There are three possible explanations:
1) Cypress military is fucking stupid
2) Cypress military uses terrible comm technology
3) This is a brilliant marketing move by the vibrator company.
Marketing "buzz" indeed.
As to whether they have any vacancies, I am sure there are openings, but they may be filled quickly.
Is this the new "Banned in Boston?"
"What's the frequency, Kenneth....?" :-)
Well it's funnier than "All your love bug are belong to us".
Seems likely to me that:
1) there has been no direct contact with the military (or it would be mentioned and/or quoted). The military hasn't really "deemed" it anything, there's just some general statute in place.
2) the device won't interfere with military systems.
3) despite (2), the company which makes it can't be bothered to go through the necessary RF testing to legally sell the thing in Cyprus. It's probably not worth it for the expected number of sales.
4) The "deceptively powerful" comment is just the company trying to make the situation as much of a positive as they can.

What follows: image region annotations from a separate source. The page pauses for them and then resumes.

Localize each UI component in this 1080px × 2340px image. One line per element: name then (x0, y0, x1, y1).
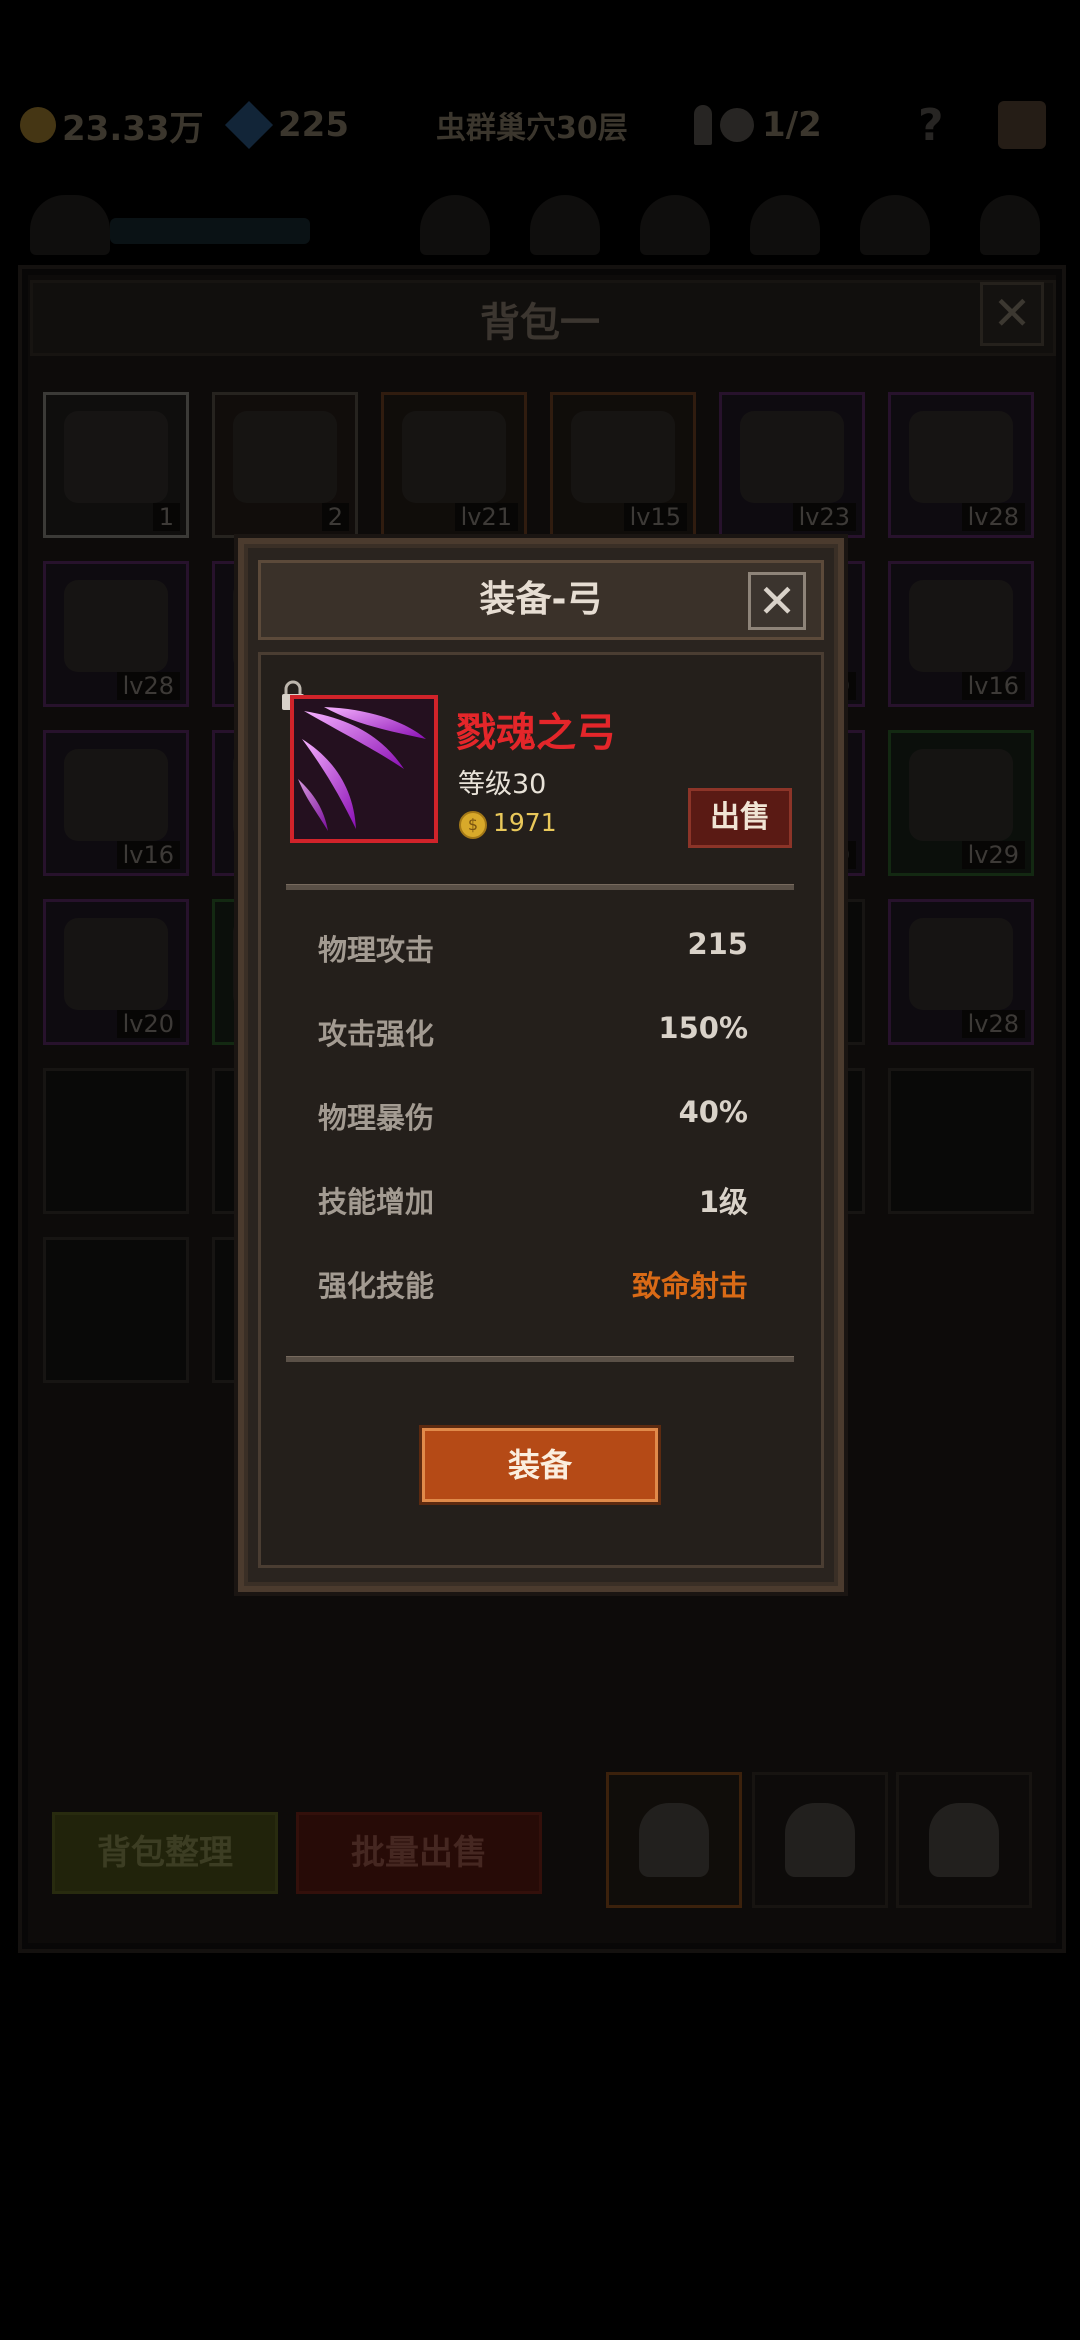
stat-row-attack-boost: 攻击强化 150% (318, 1011, 748, 1061)
stat-value: 1级 (698, 1185, 748, 1219)
stat-name: 物理暴伤 (318, 1101, 435, 1135)
divider (286, 1356, 794, 1362)
item-level: 等级30 (458, 769, 547, 800)
stat-name: 物理攻击 (318, 933, 435, 967)
item-name: 戮魂之弓 (456, 710, 616, 756)
stat-row-crit-damage: 物理暴伤 40% (318, 1095, 748, 1145)
item-price: 1971 (493, 808, 557, 837)
dialog-title: 装备-弓 (479, 579, 603, 620)
stat-row-skill-bonus: 技能增加 1级 (318, 1179, 748, 1229)
stat-value: 215 (687, 927, 748, 961)
stat-row-physical-attack: 物理攻击 215 (318, 927, 748, 977)
divider (286, 884, 794, 890)
purple-claw-bow-icon (298, 707, 426, 831)
stat-name: 强化技能 (318, 1269, 435, 1303)
gold-coin-icon: $ (459, 811, 487, 839)
stat-row-enhanced-skill: 强化技能 致命射击 (318, 1263, 748, 1313)
dialog-close-button[interactable]: ✕ (748, 572, 806, 630)
stat-name: 攻击强化 (318, 1017, 435, 1051)
item-icon-frame (290, 695, 438, 843)
equip-button[interactable]: 装备 (422, 1428, 658, 1502)
stat-name: 技能增加 (318, 1185, 435, 1219)
stat-value: 致命射击 (631, 1269, 748, 1303)
stat-value: 150% (658, 1011, 748, 1045)
stat-value: 40% (678, 1095, 748, 1129)
sell-button[interactable]: 出售 (688, 788, 792, 848)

The fact that The Observer got hold of the story might be a PR plant, or it might be because the "Not for use in Cyprus" warning on the page which sells the vibrator was emailed to The Register a couple of weeks ago by a reader (see http://www.theregister.co.uk/2007/05/01/... It's overwhelmingly likely that someone at The Guardian/Observer reads El Reg.
"I mean if 27.8 MHz causes your tank to stop running, wouldnt the bad guys start equipping THEIR tanks with 27.8 MHz transmitters? Or for that matter build one into the belt of every infantryman."
Sure. Until it turns out that this was just misinformation on the part of the Cypriots, and in fact that's the frequency used to help draw attention to targets.
I agree with Gordon M. This sounds like viral marketing.
[quote]http://www.thetoy.co.uk/[/quote] posted above by syberghost, imaging the text cost on that as well o.O hell if I ran a mobile company I'd be giving these out for free with every phone.
And to keep OT, I believe it's simply a spectrum ban, and to the people saying "why don't they use a frequency not interfered with by civilian frequencies"...that's what they've done, it just so happens a foreign device runs on it, shock.